The Essence of Dance
I LOVE the ballet and the movements of the ballet. It has inspired me a lot,'' says Keith Leonard, the English sculptor who made the floating work in white fiberglass called ``Pavlova,'' shown on this page.
In his studio in St. Ives, Cornwall, Leonard has a plaster cast of the great ballerina's foot on point. He had it made many years ago from a life-cast he saw in an art gallery and has used it in his teaching of sculpture. It has also fed his own work: He has drawn it many times.
``From looking at that foot, I thought I knew Pavlova,'' Leonard says. He read about her and compiled a list of qualities (and some physical characteristics) that he felt she expressed. Then he found a photograph of her ``in a characteristic ballet posture,'' and he began to bend some thin galvanized wire to make ``a simplification of the pose.''
This wire basis was then developed by means of plaster bandage. ``I began to see the germ of an idea and made the armature stronger and bigger,'' Leonard says. He strengthened it further with a coat of fiberglass. Eventually, with the technical assistance of one of his sons, various adjustments were made and the work was laboriously polished.
The result is a sculpture of many views and angles, born out of movement: a thing of line, rhythm, curve, and convexity that lifts itself weightlessly from the horizontal of the ground to the aspirational verticality of its upper elements. It seems to epitomize dance rather than describe the body of a dancer, conveying essences rather than recognizable human forms. Perhaps its subject is transcendence.
LEONARD believes that the human form, at its best, is ``extremely beautiful'' and can even be ``almost divine.'' He has made sculpture working directly from a life model. But in retrospect he thinks that ``beautiful as it was, it didn't take me as far as `Pavlova.' '' This sculpture he describes as ``the equivalent of a beautiful form within me.''
As a student at London's Slade School of Fine Art, Leonard was taught by Prof. A. H. Gerrard, and later studied under Ossip Zadkine in Paris. He calls Gerrard ``a marvelous teacher.'' Leonard was, in his own words, ``educated entirely on the human form.'' Lines, directions, and rhythms have been gathered from his long study of human form and put to independent use in his sculpture.
The idea of sculptural form, or mass, as taught by Gerrard, still bears on Leonard's practice today. A sculpture's mass, as he understands it, ``starts from the center and grows outward ... to the surface. You add information that moves outward [from the armature] to nodal points, and ultimately you come to the surface.
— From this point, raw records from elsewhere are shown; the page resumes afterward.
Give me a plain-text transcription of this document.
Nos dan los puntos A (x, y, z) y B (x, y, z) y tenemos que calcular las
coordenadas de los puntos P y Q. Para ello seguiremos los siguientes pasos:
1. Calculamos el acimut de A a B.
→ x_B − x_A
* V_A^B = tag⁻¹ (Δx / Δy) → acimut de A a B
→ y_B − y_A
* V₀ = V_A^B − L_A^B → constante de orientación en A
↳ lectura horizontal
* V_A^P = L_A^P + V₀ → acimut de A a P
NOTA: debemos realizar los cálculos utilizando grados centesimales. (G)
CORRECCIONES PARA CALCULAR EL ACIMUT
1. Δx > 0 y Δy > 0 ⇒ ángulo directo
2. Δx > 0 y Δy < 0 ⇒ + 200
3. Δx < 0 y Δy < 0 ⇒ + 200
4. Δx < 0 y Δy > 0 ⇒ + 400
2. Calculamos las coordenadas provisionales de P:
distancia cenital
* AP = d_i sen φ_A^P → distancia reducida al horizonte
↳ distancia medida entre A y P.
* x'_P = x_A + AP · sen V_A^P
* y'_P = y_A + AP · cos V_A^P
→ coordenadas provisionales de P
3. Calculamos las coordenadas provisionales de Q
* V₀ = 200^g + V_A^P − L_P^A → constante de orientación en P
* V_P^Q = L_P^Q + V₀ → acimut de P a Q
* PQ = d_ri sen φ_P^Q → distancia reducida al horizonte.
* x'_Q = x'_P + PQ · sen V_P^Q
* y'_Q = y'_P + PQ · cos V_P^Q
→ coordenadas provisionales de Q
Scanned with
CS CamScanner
``On the way, you discover all kinds of sculpture. Often you discover a symbol for what you are making before you get to the surface - and that is where original modern sculpture is achieved.''
This sense of directions and arrivals ``beneath the surface of things'' agrees with Leonard's conviction that the ``changing angle of a direction ... evokes certain qualities.'' Horizontality ``would evoke peace, I would think, wouldn't it? The vertical, aspiration - though it's not quite as tight as this sounds.''
Geometry, too, which ``almost speaks of a supreme sense of order,'' is important to Leonard.
And, he says, graphs ``brought me into the curve.''
The line of a graph (which is a ``statement about human life'' used informationally for ``all subjects - metallurgy, geography, the weather - whatever'') charts degrees of intensity, activity, time, speed, and so forth. It does this through curves that climb steadily or jump up suddenly or decline gently. Such a curving line is the source, for Leonard, of ``wonderful shapes.''
PERHAPS it is also the alert responsiveness that a graph's curving lines evince that appeals to this sculptor. Similarly, he charts and choreographs movements and emotions in his works with an incisive suppleness. His sculpture ``Pavlova,'' a highly intuitive, three-dimensional ``graph'' of a dancer, is an image of extraordinarily fastidious sensitivity.